Diğer taraftan izah ettiğim bu gerçeklere rağmen iki cumhurbaşkanı adayı seçime girecek. Bu iki cumhurbaşkanı adayı, hala Kurd halkının hak hukukuna yönelik somut kararlar vermelerini duymak istiyorum.
Bay Erdoğan yalan, dolan ve üçkâğıtçı söylemlerle yetinmeye çalışıyor. Bay Kılıçdaroğlu’nun bazı söylemlerinden eleştiriler çıkararak, PKK adına Kandil’de bulunan zatlardan bir ikisinin söylemlerini önüne çıkararak duygu sömürüsü yapmaya çalışıyor. Ancak Kurdlerin hak ve hukukuna dair kendilerinin beklentilerinden hiç söz etmiyor. Onun etrafında olan Kurdlerde bu gerçeği görmezlikten geliyorlar. Bana göre Erdoğan’ın etrafında olan Kurd şahsiyetler de kendi çıkarlarına odaklanmış. Bu bir zafiyettir. Bunun aşılması lazım.

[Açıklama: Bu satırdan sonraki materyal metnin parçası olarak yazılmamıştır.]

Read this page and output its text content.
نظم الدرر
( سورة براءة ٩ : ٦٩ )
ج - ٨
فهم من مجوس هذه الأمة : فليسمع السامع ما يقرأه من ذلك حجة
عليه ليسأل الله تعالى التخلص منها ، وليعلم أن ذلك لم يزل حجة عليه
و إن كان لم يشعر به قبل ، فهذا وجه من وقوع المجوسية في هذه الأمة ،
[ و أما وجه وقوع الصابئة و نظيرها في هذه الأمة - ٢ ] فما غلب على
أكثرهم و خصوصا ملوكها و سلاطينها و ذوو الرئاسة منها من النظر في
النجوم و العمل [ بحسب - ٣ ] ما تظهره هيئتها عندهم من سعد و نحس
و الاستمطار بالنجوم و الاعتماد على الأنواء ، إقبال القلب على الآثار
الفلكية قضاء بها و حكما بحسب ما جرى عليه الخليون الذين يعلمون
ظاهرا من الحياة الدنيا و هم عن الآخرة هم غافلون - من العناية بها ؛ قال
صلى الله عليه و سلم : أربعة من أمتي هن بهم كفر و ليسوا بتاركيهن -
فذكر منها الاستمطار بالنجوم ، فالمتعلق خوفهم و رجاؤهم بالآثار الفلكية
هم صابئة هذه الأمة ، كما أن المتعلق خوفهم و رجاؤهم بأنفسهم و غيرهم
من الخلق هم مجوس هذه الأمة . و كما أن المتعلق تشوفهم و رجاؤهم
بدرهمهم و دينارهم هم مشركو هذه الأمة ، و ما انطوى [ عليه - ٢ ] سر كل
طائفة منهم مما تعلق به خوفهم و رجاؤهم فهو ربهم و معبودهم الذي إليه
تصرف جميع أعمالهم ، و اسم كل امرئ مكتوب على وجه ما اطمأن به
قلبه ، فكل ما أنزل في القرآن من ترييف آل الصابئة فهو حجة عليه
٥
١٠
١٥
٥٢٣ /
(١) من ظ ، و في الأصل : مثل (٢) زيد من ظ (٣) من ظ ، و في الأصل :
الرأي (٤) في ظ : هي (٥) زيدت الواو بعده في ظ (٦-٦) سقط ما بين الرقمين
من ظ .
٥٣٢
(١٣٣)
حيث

CHP ile yapılmış olan bir anlaşmanın netlik kazanması gerekir. HDP’nin Kurdlerin oylarına karşılık, CHP’nin başındaki Bay Kılıçdaroğlu cumhurbaşkanı seçileceği zaman Kurdlere ne tür hakları yasallaştırmaya çalışacağını netleştirmeleri gerekir. Bu netleşmiş durumda değil.
Bu iki şahsın arasındaki farkı anlatmaya çalışmakta biz Kurdler için anlamsızdır. Çünkü bunlar biz Kurdler için nasıl bir hak ve hukuk belirleyip yasal güvence altına alacaklarını net olarak söylemiyorlar. Bizim saygıdeğer soydaşlarımızda özellikle milliyetçi Kurd kardeşlerimizden ricam; bu iki şahsın arasında bir tercih yapmaktan uzak durmayın. Yapılacak olan tercih hangisinin Kurdlere olumlu yönde bir nefes aldıracağını yönelik olmalıdır. Türkiye’de 30 milyona yakın Kurd nüfusu var. Türkiye dedikleri Kuzey Kurdistan’da sorun yalnızca PKK, HDP veya HaK-Par ile sınırlı değil. Kurdler de, Türklerin olduğu gibi iş yeri kuramıyorlar. Çalışma düzenini oluşturamıyorlar. Güvenlik içinde değiller. Bu iki cumhurbaşkanı adaylarından hangisi daha fazla bu sıkıntıları giderebilir. Bir oyumuz varsa onu da bunun için kullanalım. Ben şahsen şimdi halen ikisi arasında bir fark göremiyorum ve ikisi arasında hangisine oy vermem gerektiğini de öngörmüş değilim. Bekliyoruz hala. Belki aklıselim öne çıkar. Belki Kurd halkı için gevezelikten ziyade bir karar açıklamış olurlar. Kendilerini Türk olarak kabul edenlerde Türkiye devletinin yaratmış olduğu Kurd sorununu bir çözüme kavuşturulmasının beklentisi içindedirler. Çünkü bunun sonu yok.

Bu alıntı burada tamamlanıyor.